Audiences love transvestites, particularly when they wear tutus. Les Ballets Trockadero have become a worldwide hit with their gender-bending spoofs of well-known ballets, and in doing so have highlighted some of the genre's often-overlooked absurdities. Why, they ask, must the members of the corps de ballet be identical? Why can't the dancers look exhausted or pissed off? Why are we expected to understand gestures that were invented by 19th-century aristocrats? The Trocks, however, don't trash the form in their marathon performances. Their astounding expertise as dancers pays respect to ballet as well as conveying its peculiarities.

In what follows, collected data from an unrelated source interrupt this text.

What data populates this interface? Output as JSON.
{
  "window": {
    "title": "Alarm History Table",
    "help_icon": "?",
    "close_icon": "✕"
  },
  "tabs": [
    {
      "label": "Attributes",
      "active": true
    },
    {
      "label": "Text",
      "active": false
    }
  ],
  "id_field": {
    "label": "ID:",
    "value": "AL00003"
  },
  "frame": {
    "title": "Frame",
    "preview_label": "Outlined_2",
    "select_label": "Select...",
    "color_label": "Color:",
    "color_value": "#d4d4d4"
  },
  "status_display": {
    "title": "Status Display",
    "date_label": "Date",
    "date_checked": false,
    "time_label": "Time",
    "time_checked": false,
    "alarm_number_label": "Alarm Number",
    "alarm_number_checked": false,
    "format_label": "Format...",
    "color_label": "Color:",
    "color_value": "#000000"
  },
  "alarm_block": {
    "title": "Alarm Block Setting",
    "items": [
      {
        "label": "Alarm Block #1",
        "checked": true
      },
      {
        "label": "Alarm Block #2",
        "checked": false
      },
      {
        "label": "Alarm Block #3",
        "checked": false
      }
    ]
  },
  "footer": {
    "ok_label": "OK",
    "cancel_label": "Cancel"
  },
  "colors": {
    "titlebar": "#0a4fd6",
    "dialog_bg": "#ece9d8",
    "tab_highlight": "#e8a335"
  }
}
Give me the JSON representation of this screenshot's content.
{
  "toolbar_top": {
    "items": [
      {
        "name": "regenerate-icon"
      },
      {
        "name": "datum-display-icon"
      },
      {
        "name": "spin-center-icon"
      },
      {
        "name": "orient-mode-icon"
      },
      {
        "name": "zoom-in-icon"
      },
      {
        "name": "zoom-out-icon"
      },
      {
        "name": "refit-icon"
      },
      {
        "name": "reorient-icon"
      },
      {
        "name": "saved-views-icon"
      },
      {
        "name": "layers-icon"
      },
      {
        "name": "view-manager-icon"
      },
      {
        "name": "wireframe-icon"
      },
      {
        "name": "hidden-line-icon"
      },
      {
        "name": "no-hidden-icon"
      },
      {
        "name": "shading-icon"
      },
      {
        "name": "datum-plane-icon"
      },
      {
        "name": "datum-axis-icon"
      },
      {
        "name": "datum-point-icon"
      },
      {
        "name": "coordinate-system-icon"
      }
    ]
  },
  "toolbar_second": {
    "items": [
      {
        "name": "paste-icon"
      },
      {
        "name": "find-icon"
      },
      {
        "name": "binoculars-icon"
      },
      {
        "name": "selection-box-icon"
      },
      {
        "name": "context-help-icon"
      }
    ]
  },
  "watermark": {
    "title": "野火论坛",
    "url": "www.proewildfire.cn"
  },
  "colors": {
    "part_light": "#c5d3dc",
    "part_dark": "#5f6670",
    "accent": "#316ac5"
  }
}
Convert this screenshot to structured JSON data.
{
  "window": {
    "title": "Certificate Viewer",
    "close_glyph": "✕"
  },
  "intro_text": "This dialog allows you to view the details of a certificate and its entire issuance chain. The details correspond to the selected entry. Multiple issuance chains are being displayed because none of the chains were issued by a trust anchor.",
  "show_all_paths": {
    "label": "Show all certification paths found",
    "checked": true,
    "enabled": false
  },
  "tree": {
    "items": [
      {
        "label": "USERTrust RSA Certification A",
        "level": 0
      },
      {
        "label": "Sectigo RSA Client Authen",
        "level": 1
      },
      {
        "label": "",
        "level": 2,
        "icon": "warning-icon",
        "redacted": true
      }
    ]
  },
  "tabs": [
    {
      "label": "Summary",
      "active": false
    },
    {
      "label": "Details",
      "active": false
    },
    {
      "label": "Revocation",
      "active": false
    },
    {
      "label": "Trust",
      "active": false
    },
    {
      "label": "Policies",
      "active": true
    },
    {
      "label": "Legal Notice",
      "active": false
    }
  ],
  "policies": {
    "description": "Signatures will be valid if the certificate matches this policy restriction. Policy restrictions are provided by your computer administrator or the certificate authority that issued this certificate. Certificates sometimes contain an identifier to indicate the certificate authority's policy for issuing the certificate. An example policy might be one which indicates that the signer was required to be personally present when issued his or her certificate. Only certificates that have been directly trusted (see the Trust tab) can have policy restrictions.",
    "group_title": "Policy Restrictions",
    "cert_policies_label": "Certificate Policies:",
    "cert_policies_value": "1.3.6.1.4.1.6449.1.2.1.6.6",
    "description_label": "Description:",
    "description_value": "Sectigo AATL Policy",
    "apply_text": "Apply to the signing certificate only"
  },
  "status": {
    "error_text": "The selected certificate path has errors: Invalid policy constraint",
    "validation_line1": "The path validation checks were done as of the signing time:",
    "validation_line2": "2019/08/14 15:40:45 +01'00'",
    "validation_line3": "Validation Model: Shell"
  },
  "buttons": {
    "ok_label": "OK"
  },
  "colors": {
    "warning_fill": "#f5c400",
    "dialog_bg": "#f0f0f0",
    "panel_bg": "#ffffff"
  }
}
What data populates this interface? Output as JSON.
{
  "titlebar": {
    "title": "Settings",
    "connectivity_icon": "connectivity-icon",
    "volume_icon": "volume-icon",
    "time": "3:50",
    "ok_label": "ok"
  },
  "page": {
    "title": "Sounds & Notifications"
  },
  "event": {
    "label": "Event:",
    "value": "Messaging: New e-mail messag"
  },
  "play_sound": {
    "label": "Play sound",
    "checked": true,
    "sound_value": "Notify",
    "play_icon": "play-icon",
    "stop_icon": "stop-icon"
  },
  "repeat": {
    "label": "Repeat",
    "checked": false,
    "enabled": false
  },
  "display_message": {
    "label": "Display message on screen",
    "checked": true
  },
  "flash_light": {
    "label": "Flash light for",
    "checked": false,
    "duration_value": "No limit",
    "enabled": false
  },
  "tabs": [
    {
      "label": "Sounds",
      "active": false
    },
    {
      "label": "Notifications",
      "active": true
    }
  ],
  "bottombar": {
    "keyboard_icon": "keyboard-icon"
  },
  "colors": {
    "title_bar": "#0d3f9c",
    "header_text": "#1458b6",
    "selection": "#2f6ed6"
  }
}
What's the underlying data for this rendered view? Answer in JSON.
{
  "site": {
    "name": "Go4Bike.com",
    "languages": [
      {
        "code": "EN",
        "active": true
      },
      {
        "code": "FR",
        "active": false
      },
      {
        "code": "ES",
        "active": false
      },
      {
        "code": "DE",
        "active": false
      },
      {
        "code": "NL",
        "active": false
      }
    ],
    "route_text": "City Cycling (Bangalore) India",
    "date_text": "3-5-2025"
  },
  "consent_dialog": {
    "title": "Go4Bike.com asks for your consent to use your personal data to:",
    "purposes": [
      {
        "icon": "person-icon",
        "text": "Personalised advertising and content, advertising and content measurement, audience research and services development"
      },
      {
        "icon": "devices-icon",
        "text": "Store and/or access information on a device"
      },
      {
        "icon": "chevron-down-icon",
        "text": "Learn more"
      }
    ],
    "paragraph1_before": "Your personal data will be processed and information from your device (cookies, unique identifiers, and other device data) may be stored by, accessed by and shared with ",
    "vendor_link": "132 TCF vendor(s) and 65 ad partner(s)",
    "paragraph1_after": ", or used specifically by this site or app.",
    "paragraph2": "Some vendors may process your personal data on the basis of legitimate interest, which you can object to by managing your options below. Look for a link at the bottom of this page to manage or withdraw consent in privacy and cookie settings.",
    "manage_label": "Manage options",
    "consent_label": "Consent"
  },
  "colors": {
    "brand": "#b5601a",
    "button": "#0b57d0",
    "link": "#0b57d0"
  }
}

What is clever about the Trocks' mixed programming is that they warm up the audience with the most obvious gags and leave the subtleties to the end. The second act of Swan Lake, which opened the evening at the Peacock, is their signature tune in which the ballerina is dropped, cues are missed, the order of steps flunked, and mood swings are experienced by all of the dancers. Paquita, which closed the show, is an impressive show of technique, with the odd bit of humour effectively juxtaposed, as when a dancer flexes her muscles in the middle of a solo, or another appears wearing glasses.

It is in Cross Currents, an austere trio originally made by Merce Cunningham in 1964, that the dancers really display their skill as comedians. Three dancers with 60s floppy hairstyles wearing Cunningham's trademark unitards join two earnest musicians on stage. They immediately capture the starkness of this brand of contemporary dance, which operates on tricky timings, internally felt rhythms and live improvisation by the musicians in the style of John Cage. Here campness and theatricality are stripped away as the dancers illustrate the strange aesthetics of the Cunningham vocabulary - robotic back bends, stiff penguin arms and sudden changes of direction - with glassy concentration. The musicians, in turn, parody the sporadic noises of conceptual music, using a bizarre array of everyday objects with absolute seriousness - toothbrushes, hair spray, scissors, paper, wrapping plastic.

In contrast, Yes, Virginia, Another Piano Ballet (choreographed by former Trock Peter Anastos), is a send up of the easy-going, accessible piano ballet, where the dancers are meant to be simple happy folk relating to each other. In the Trocks' version, the "women" are a bitchy, competitive group, while the men are sadistic bullies, who can't stand their simpering partners.

As is the habit of transvestites, the Trocks "perform" women better than they do men, but what is interesting is how close some of the men playing the parts of principal ballerinas are to the real thing.